Dalam Al-Qur’an ada ratusan ayat yang menggandengkan antara “orang

yang beriman” dengan “orang yang beramal saleh”. Iman dan amal saleh atau

iman dan takwa sangat dekat. Seolah hampa dan kosong iman seseorang kalau

tanpa amal saleh yang menyertainya. Yang secara kongkrit membuktikan bahwa

ada iman dalam hatinya. Iman adalah pondasi dasar seseorang hamba yang

menghendaki bangunan kesempurnaan taqwa dirinya.

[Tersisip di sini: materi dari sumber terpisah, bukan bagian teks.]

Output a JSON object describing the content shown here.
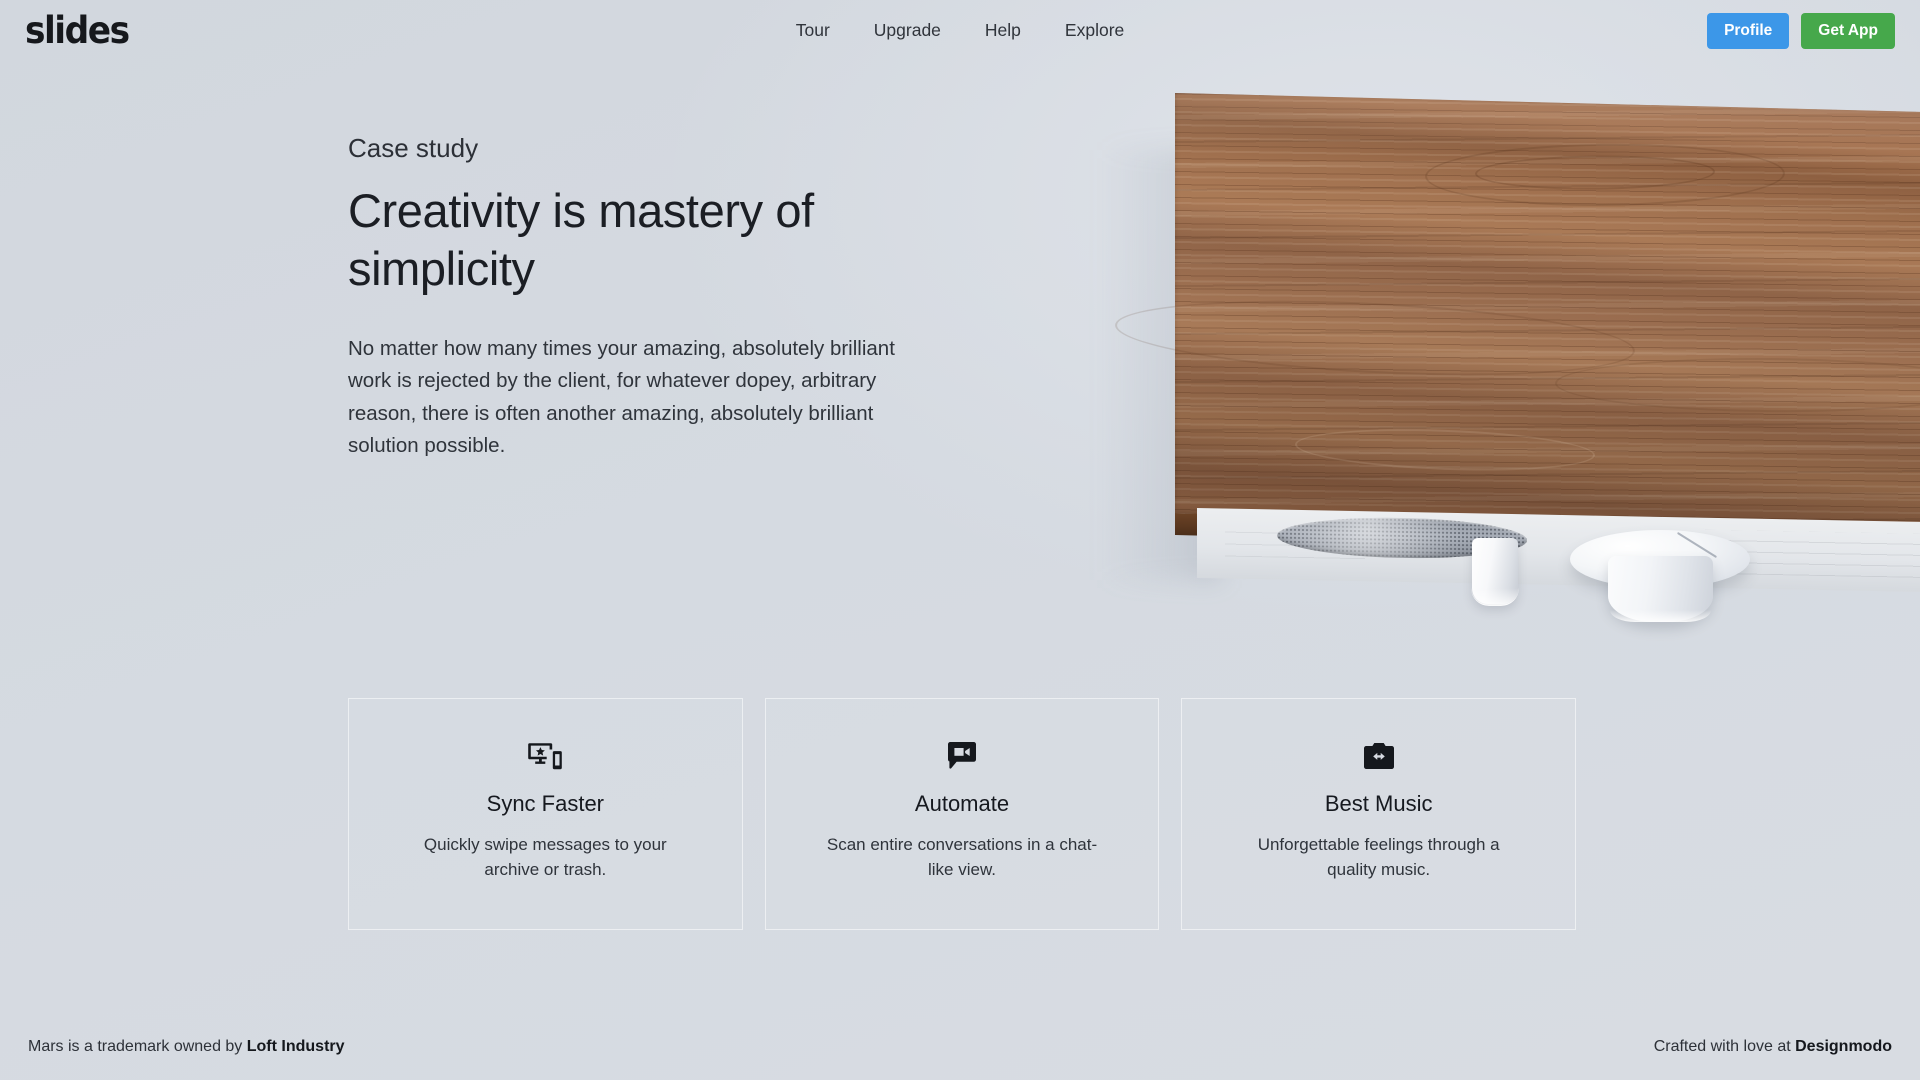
{
  "brand": {
    "logo": "slides"
  },
  "nav": {
    "items": [
      {
        "label": "Tour"
      },
      {
        "label": "Upgrade"
      },
      {
        "label": "Help"
      },
      {
        "label": "Explore"
      }
    ]
  },
  "actions": {
    "profile_label": "Profile",
    "getapp_label": "Get App",
    "profile_color": "#3c97e8",
    "getapp_color": "#46a84b"
  },
  "hero": {
    "eyebrow": "Case study",
    "headline": "Creativity is mastery of simplicity",
    "lede": "No matter how many times your amazing, absolutely brilliant work is rejected by the client, for whatever dopey, arbitrary reason, there is often another amazing, absolutely brilliant solution possible.",
    "photo_alt": "Wooden wall shelf with speaker grille, white cup and bowl"
  },
  "features": [
    {
      "icon": "devices-star-icon",
      "title": "Sync Faster",
      "desc": "Quickly swipe messages to your archive or trash."
    },
    {
      "icon": "video-chat-icon",
      "title": "Automate",
      "desc": "Scan entire conversations in a chat-like view."
    },
    {
      "icon": "camera-swap-icon",
      "title": "Best Music",
      "desc": "Unforgettable feelings through a quality music."
    }
  ],
  "footer": {
    "left_prefix": "Mars is a trademark owned by ",
    "left_strong": "Loft Industry",
    "right_prefix": "Crafted with love at ",
    "right_strong": "Designmodo"
  },
  "theme": {
    "background": "#d4d9e0",
    "text": "#1b1e24",
    "wood": "#9d6a49"
  }
}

Keterkaitan antara iman dan taqwa ini, juga disampaikan oleh Rasulullah

dalam sabdanya: “Al imanu’uryanun walibasuhu at-taqwa” (iman itu telanjang

dan pakaiannya adalah taqwa). Maksud hadits ini adalah iman harus diikuti dengan

melakukan amal saleh (taqwa). Iman tanpa disertai amal saleh maka imannya

masih telanjang tanpa pakaian.

Oleh karenanya, seseorang baru dinyatakan beriman dan taqwa apabila telah

punya keyakinan yang mantap dalam hati, kemudian mengucapkan kalimat tauhid

dan kemudian diikuti dengan mengamalkan semua perintah dan meninggalkan

segala larangan-Nya.

BAB III

PENUTUP

3.1. Simpulan

Setelah menyelesaikan makalah ini, kami dapat menyimpulkan bahwa konsep

Ketuhanan dapat diartikan sebagai kecintaan, pemujaan atau sesuatu yang

dianggap penting oleh manusia terhadap sesuatu hal (baik abstrak maupun

konkret). Filsafat Ketuhanan dalam Islam merupakan aspek ajaran yang


fundamental, kajian ini harus dilaksanakan secara intensif. Kata iman berasal dari

bahasa Arab, yaitu amina-yukminu-imanan, yang secara ethimologi berarti yakin

atau percaya. Sedangkan takwa berasal dari bahasa Arab, yaitu

waqa-yuwaqi-wiqayah, secara ethimologi artinya hati-hati, waspada, mawasdiri,

memelihara, dan melindungi. Pengertian Takwa secara terminologi dijelaskan

dalam Al-hadits, yang artinya menjalankan semua perintah Allah dan menjauhi

segala larangan-Nya.

3.2. Saran

Sebagai seorang pemula, kami sadar bahwa makalah ini masih jauh dari

sempurna. Oleh karena itu saya mengharapkan saran dan kritik yang bersifat

membangun. Karena saran dan kritik itu akan bermanfaat bagi kami untuk

memperbaiki atau memperdalam kajian ini.